This information was published in 1966 in An Encyclopaedia of New Zealand, edited by A. H. McLintock. It has not been corrected and will not be updated.

Up-to-date information can be found elsewhere in Te Ara.



Provincial and National Police Forces

The first rules and regulations governing the police in New Zealand were issued in 1852 and included a summary of the principal duties of the Constabulary prescribed by British law. When provincial councils were formed in 1853, provincial police forces were set up in Auckland, Wellington, and Canterbury, and, later, in Otago.

The new colony kept its house in order fairly well, especially in the towns. In 1857, according to a newspaper, “Wellington and Auckland each have a smart police force of about 20 men…. theft and violence are particularly rare”. Police duty consisted of keeping the peace among “tipsy sailors, sawyers and bush settlers” and “occasionally capturing and incarcerating them”. When the gold rushes occurred in the early sixties the police on the goldfields often had a hard time keeping the peace. Many crimes of violence and theft were committed. Among those who came seeking their fortunes were desperadoes, some escaped criminals from Australia. In certain provinces, notably Otago, a strong police force had to be created and in this respect St. John Branigan gave outstanding service.

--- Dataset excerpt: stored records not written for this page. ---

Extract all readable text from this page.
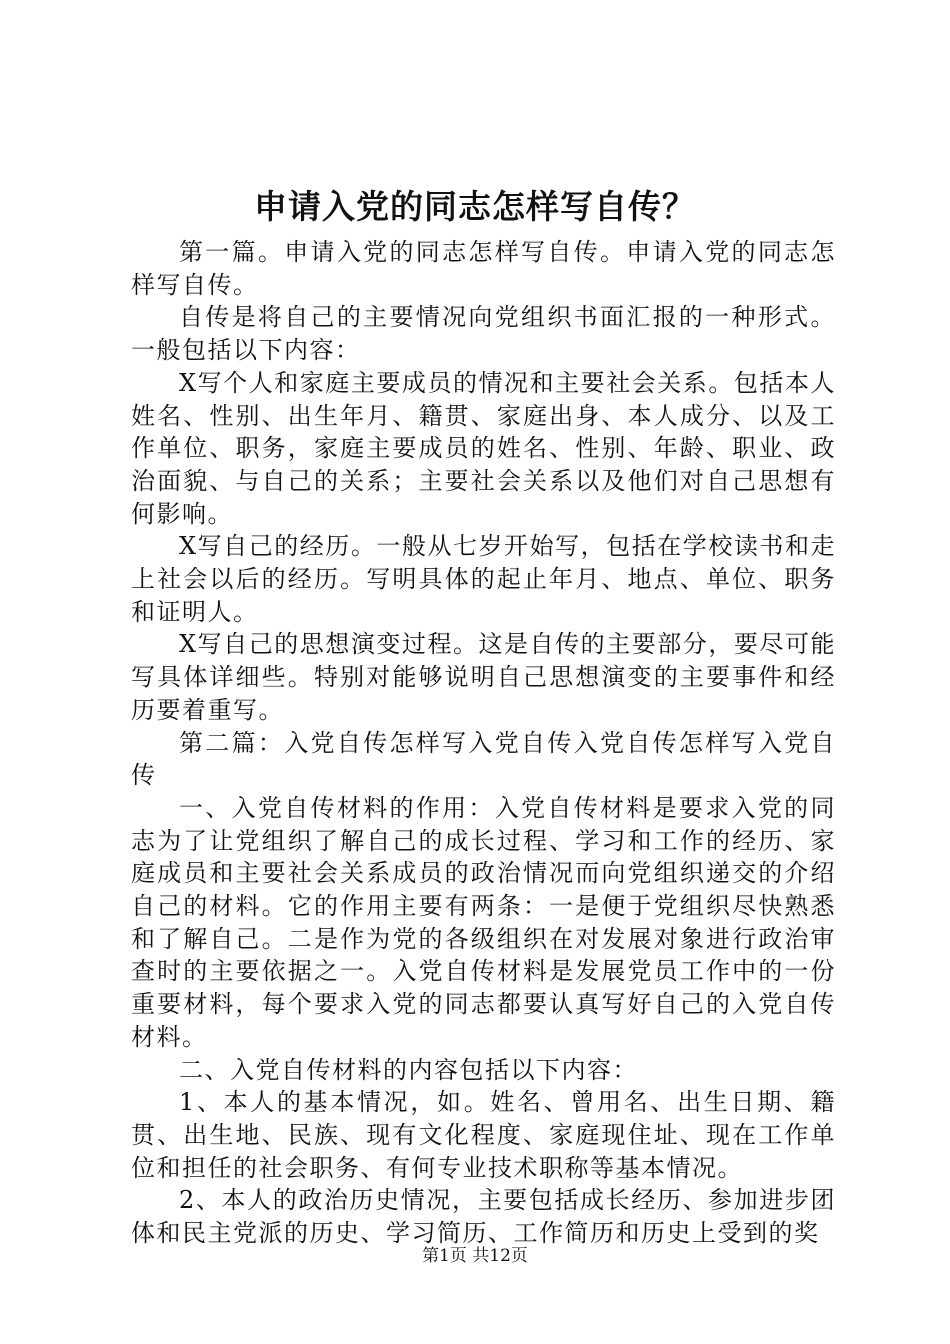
申请入党的同志怎样写自传？

第一篇。申请入党的同志怎样写自传。申请入党的同志怎样写自传。

自传是将自己的主要情况向党组织书面汇报的一种形式。一般包括以下内容：

X写个人和家庭主要成员的情况和主要社会关系。包括本人姓名、性别、出生年月、籍贯、家庭出身、本人成分、以及工作单位、职务，家庭主要成员的姓名、性别、年龄、职业、政治面貌、与自己的关系；主要社会关系以及他们对自己思想有何影响。

X写自己的经历。一般从七岁开始写，包括在学校读书和走上社会以后的经历。写明具体的起止年月、地点、单位、职务和证明人。

X写自己的思想演变过程。这是自传的主要部分，要尽可能写具体详细些。特别对能够说明自己思想演变的主要事件和经历要着重写。

第二篇：入党自传怎样写入党自传入党自传怎样写入党自传

一、入党自传材料的作用：入党自传材料是要求入党的同志为了让党组织了解自己的成长过程、学习和工作的经历、家庭成员和主要社会关系成员的政治情况而向党组织递交的介绍自己的材料。它的作用主要有两条：一是便于党组织尽快熟悉和了解自己。二是作为党的各级组织在对发展对象进行政治审查时的主要依据之一。入党自传材料是发展党员工作中的一份重要材料，每个要求入党的同志都要认真写好自己的入党自传材料。

二、入党自传材料的内容包括以下内容：

1、本人的基本情况，如。姓名、曾用名、出生日期、籍贯、出生地、民族、现有文化程度、家庭现住址、现在工作单位和担任的社会职务、有何专业技术职称等基本情况。

2、本人的政治历史情况，主要包括成长经历、参加进步团体和民主党派的历史、学习简历、工作简历和历史上受到的奖

第1页 共12页
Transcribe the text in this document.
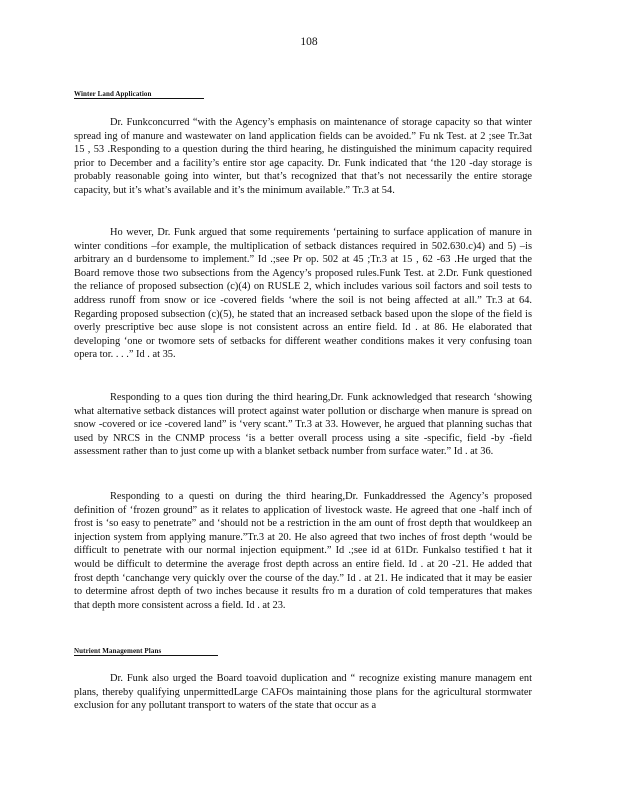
108
Winter Land Application

Dr. Funkconcurred “with the Agency’s emphasis on maintenance of storage capacity so that winter spread ing of manure and wastewater on land application fields can be avoided.” Fu nk Test. at 2 ;see Tr.3at 15 , 53 .Responding to a question during the third hearing, he distinguished the minimum capacity required prior to December and a facility’s entire stor age capacity. Dr. Funk indicated that ‘the 120 -day storage is probably reasonable going into winter, but that’s recognized that that’s not necessarily the entire storage capacity, but it’s what’s available and it’s the minimum available.” Tr.3 at 54.

Ho wever, Dr. Funk argued that some requirements ‘pertaining to surface application of manure in winter conditions –for example, the multiplication of setback distances required in 502.630.c)4) and 5) –is arbitrary an d burdensome to implement.” Id .;see Pr op. 502 at 45 ;Tr.3 at 15 , 62 -63 .He urged that the Board remove those two subsections from the Agency’s proposed rules.Funk Test. at 2.Dr. Funk questioned the reliance of proposed subsection (c)(4) on RUSLE 2, which includes various soil factors and soil tests to address runoff from snow or ice -covered fields ‘where the soil is not being affected at all.” Tr.3 at 64. Regarding proposed subsection (c)(5), he stated that an increased setback based upon the slope of the field is overly prescriptive bec ause slope is not consistent across an entire field. Id . at 86. He elaborated that developing ‘one or twomore sets of setbacks for different weather conditions makes it very confusing toan opera tor. . . .” Id . at 35.

Responding to a ques tion during the third hearing,Dr. Funk acknowledged that research ‘showing what alternative setback distances will protect against water pollution or discharge when manure is spread on snow -covered or ice -covered land” is ‘very scant.” Tr.3 at 33. However, he argued that planning suchas that used by NRCS in the CNMP process ‘is a better overall process using a site -specific, field -by -field assessment rather than to just come up with a blanket setback number from surface water.” Id . at 36.

Responding to a questi on during the third hearing,Dr. Funkaddressed the Agency’s proposed definition of ‘frozen ground” as it relates to application of livestock waste. He agreed that one -half inch of frost is ‘so easy to penetrate” and ‘should not be a restriction in the am ount of frost depth that wouldkeep an injection system from applying manure.”Tr.3 at 20. He also agreed that two inches of frost depth ‘would be difficult to penetrate with our normal injection equipment.” Id .;see id at 61Dr. Funkalso testified t hat it would be difficult to determine the average frost depth across an entire field. Id . at 20 -21. He added that frost depth ‘canchange very quickly over the course of the day.” Id . at 21. He indicated that it may be easier to determine afrost depth of two inches because it results fro m a duration of cold temperatures that makes that depth more consistent across a field. Id . at 23.

Nutrient Management Plans

Dr. Funk also urged the Board toavoid duplication and “ recognize existing manure managem ent plans, thereby qualifying unpermittedLarge CAFOs maintaining those plans for the agricultural stormwater exclusion for any pollutant transport to waters of the state that occur as a
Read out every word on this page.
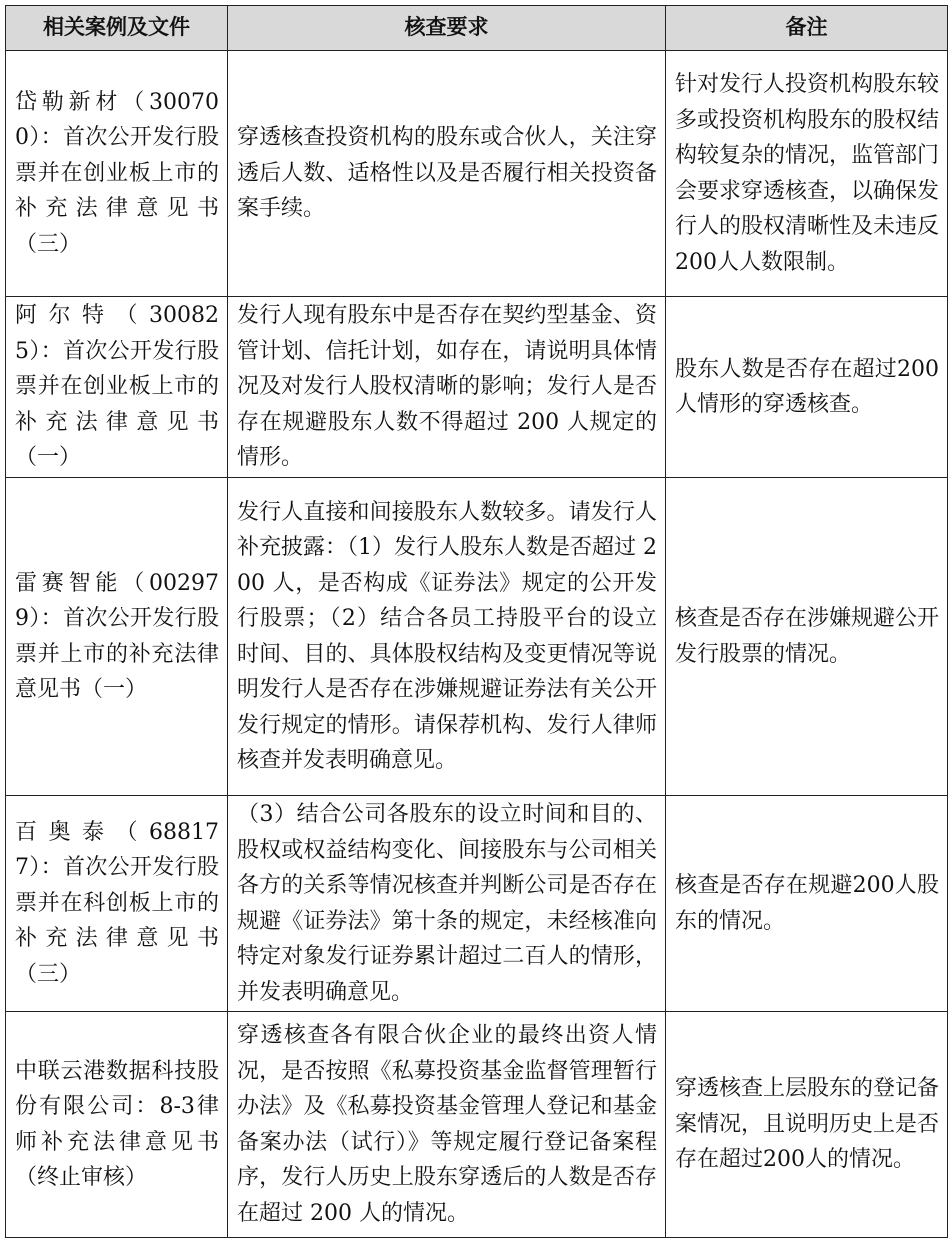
相关案例及文件	核查要求	备注
岱勒新材（300700）：首次公开发行股票并在创业板上市的补充法律意见书（三）	穿透核查投资机构的股东或合伙人，关注穿透后人数、适格性以及是否履行相关投资备案手续。	针对发行人投资机构股东较多或投资机构股东的股权结构较复杂的情况，监管部门会要求穿透核查，以确保发行人的股权清晰性及未违反200人人数限制。
阿尔特（300825）：首次公开发行股票并在创业板上市的补充法律意见书（一）	发行人现有股东中是否存在契约型基金、资管计划、信托计划，如存在，请说明具体情况及对发行人股权清晰的影响；发行人是否存在规避股东人数不得超过 200 人规定的情形。	股东人数是否存在超过200人情形的穿透核查。
雷赛智能（002979）：首次公开发行股票并上市的补充法律意见书（一）	发行人直接和间接股东人数较多。请发行人补充披露：（1）发行人股东人数是否超过 200 人，是否构成《证券法》规定的公开发行股票；（2）结合各员工持股平台的设立时间、目的、具体股权结构及变更情况等说明发行人是否存在涉嫌规避证券法有关公开发行规定的情形。请保荐机构、发行人律师核查并发表明确意见。	核查是否存在涉嫌规避公开发行股票的情况。
百奥泰（688177）：首次公开发行股票并在科创板上市的补充法律意见书（三）	（3）结合公司各股东的设立时间和目的、股权或权益结构变化、间接股东与公司相关各方的关系等情况核查并判断公司是否存在规避《证券法》第十条的规定，未经核准向特定对象发行证券累计超过二百人的情形，并发表明确意见。	核查是否存在规避200人股东的情况。
中联云港数据科技股份有限公司：8-3律师补充法律意见书（终止审核）	穿透核查各有限合伙企业的最终出资人情况，是否按照《私募投资基金监督管理暂行办法》及《私募投资基金管理人登记和基金备案办法（试行）》等规定履行登记备案程序，发行人历史上股东穿透后的人数是否存在超过 200 人的情况。	穿透核查上层股东的登记备案情况，且说明历史上是否存在超过200人的情况。
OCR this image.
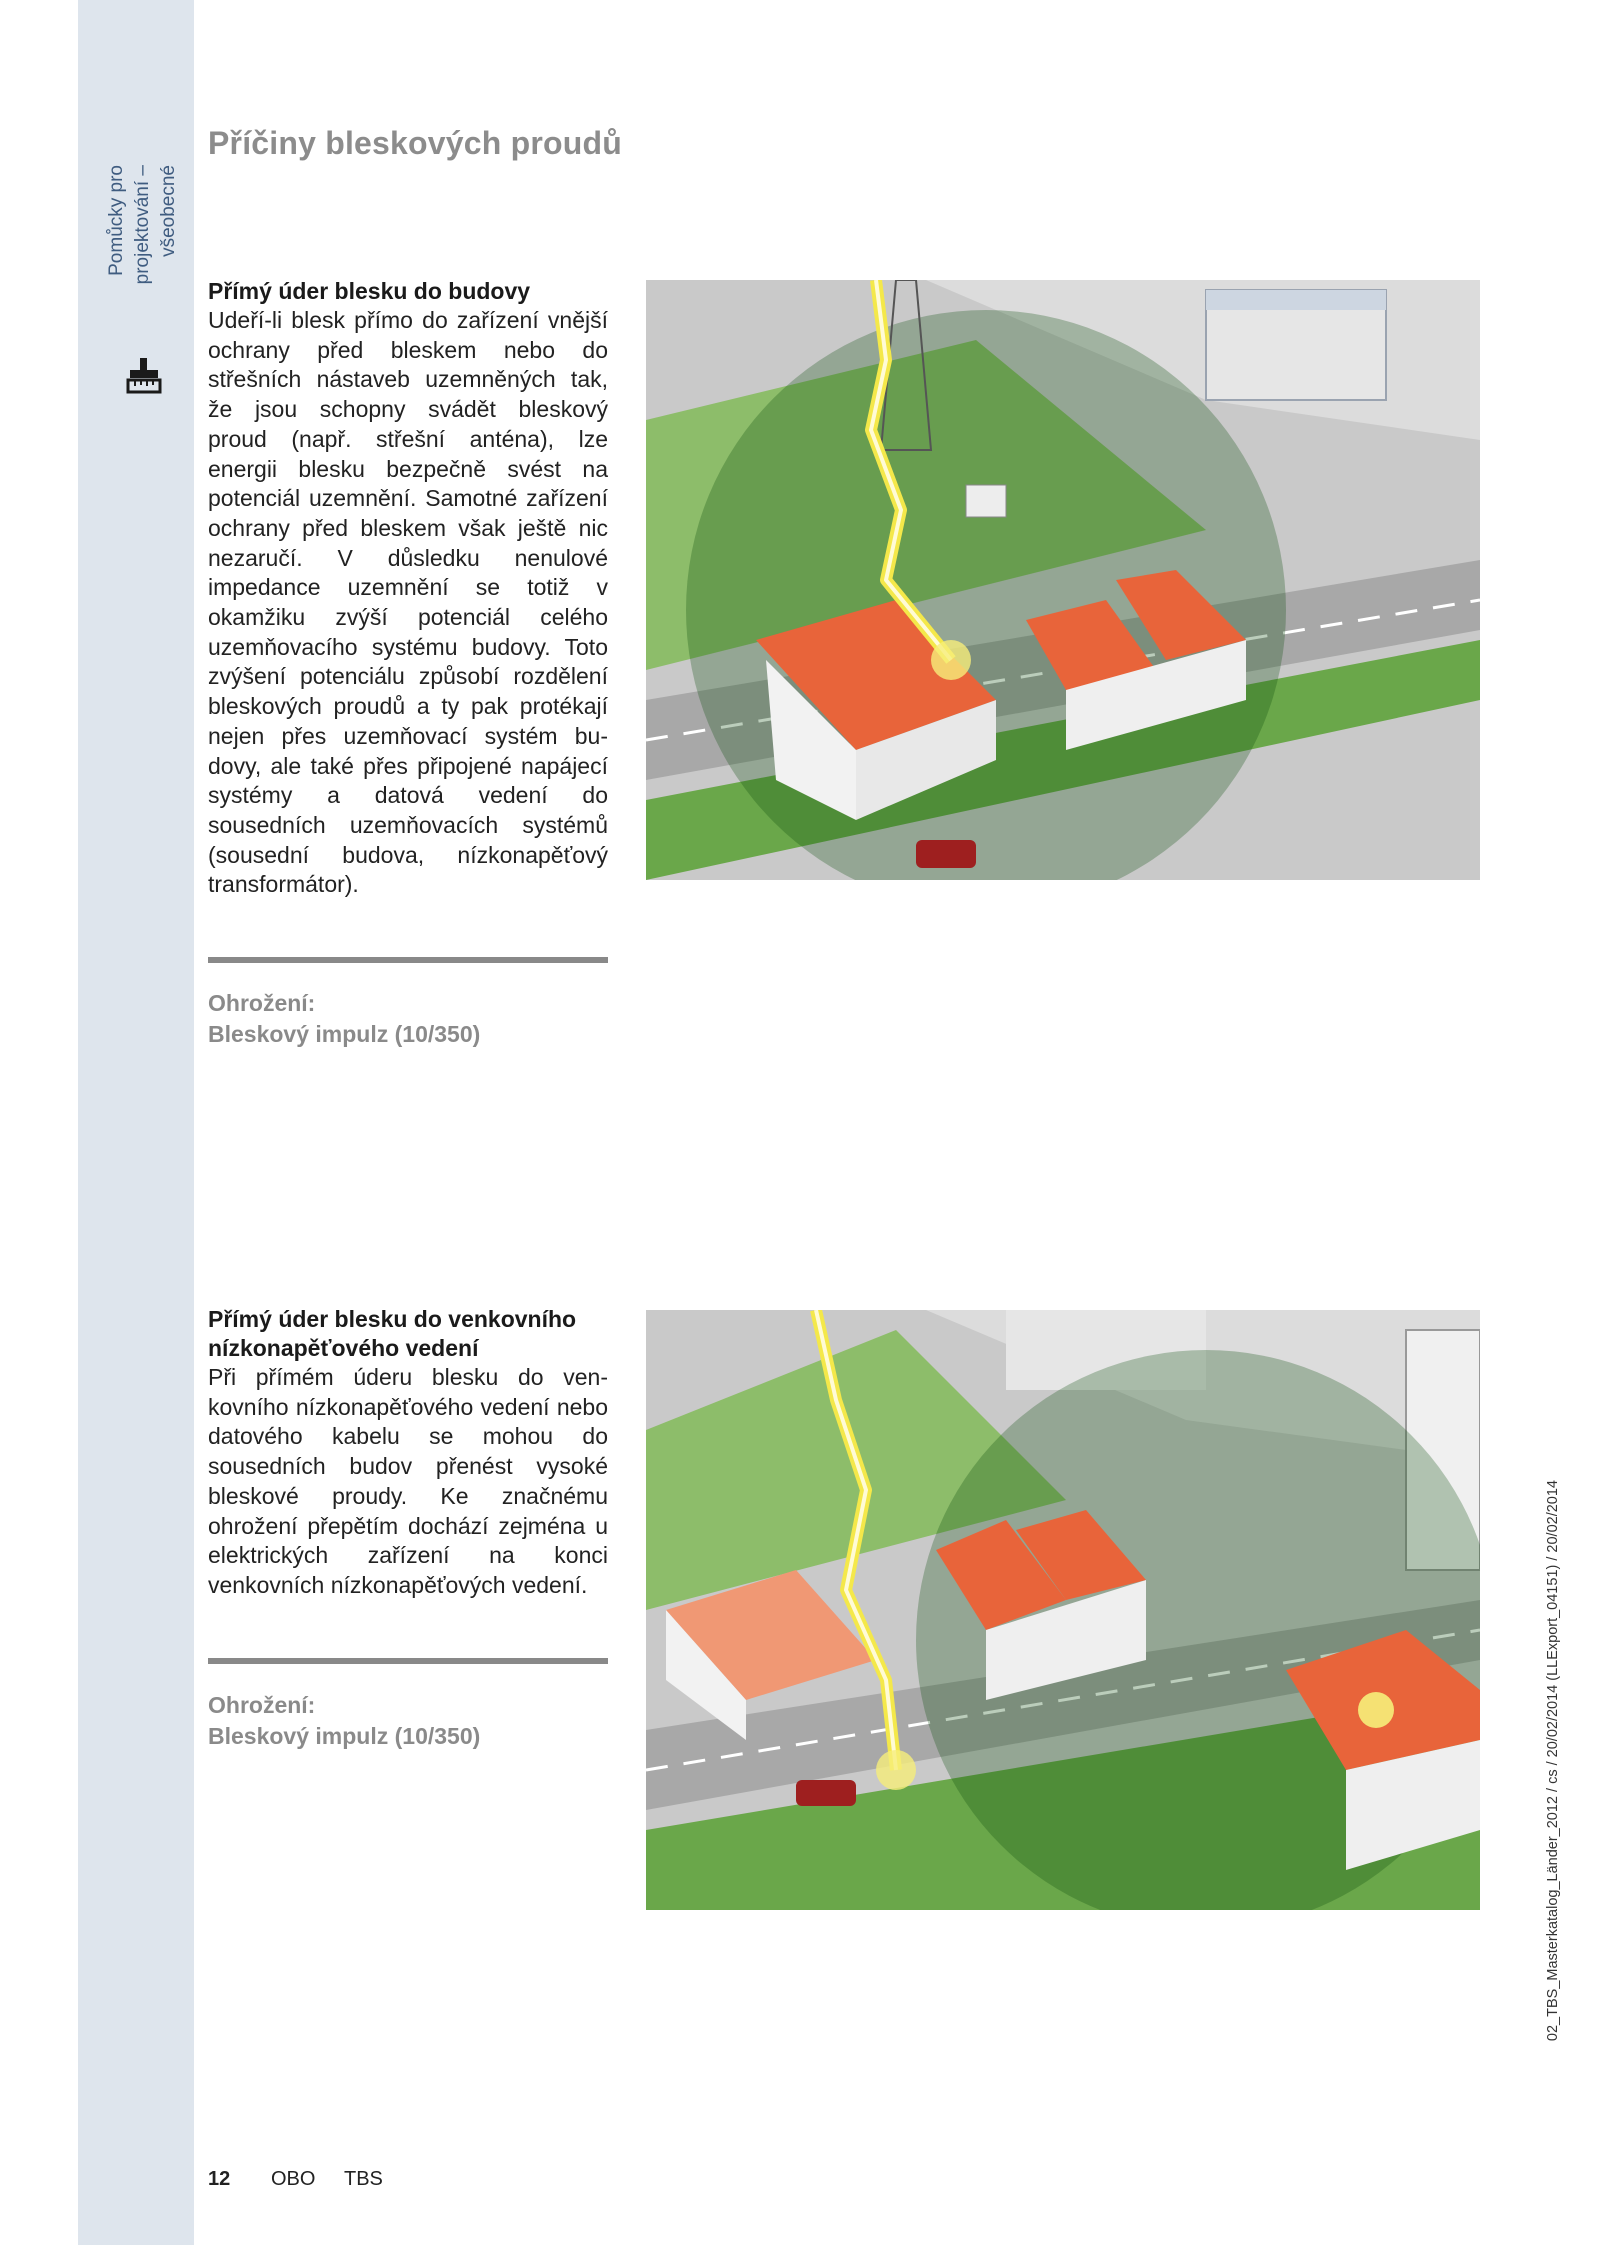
Pomůcky pro projektování – všeobecné
Příčiny bleskových proudů

Přímý úder blesku do budovy

Udeří-li blesk přímo do zařízení vnější ochrany před bleskem nebo do střešních nástaveb uzemněných tak, že jsou schopny svádět bleskový proud (např. střešní anténa), lze energii blesku bezpečně svést na potenciál uzemnění. Samotné zařízení ochrany před bleskem však ještě nic nezaručí. V důsledku nenulové impedance uzemnění se totiž v okamžiku zvýší potenciál celého uzemňovacího systému budovy. Toto zvýšení potenciálu způsobí rozdělení bleskových proudů a ty pak protékají nejen přes uzemňovací systém budovy, ale také přes připojené napájecí systémy a datová vedení do sousedních uzemňovacích systémů (sousední budova, nízkonapěťový transformátor).

Ohrožení:
Bleskový impulz (10/350)

Přímý úder blesku do venkovního nízkonapěťového vedení

Při přímém úderu blesku do venkovního nízkonapěťového vedení nebo datového kabelu se mohou do sousedních budov přenést vysoké bleskové proudy. Ke značnému ohrožení přepětím dochází zejména u elektrických zařízení na konci venkovních nízkonapěťových vedení.

Ohrožení:
Bleskový impulz (10/350)
12 OBO TBS
02_TBS_Masterkatalog_Länder_2012 / cs / 20/02/2014 (LLExport_04151) / 20/02/2014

It was not until 1886, when Parliament passed the Police Force Act, that New Zealand had a national civil police force. In New Zealand's first 46 years police work had always been a part of other duties; in the Armed Constabulary the New Zealand military forces and the police have a common national origin. From this time onwards policemen were unarmed and carried out their duties in a community which respected the law. The use of firearms, except in grave emergencies, was neither desired by the Force nor considered necessary to keep order.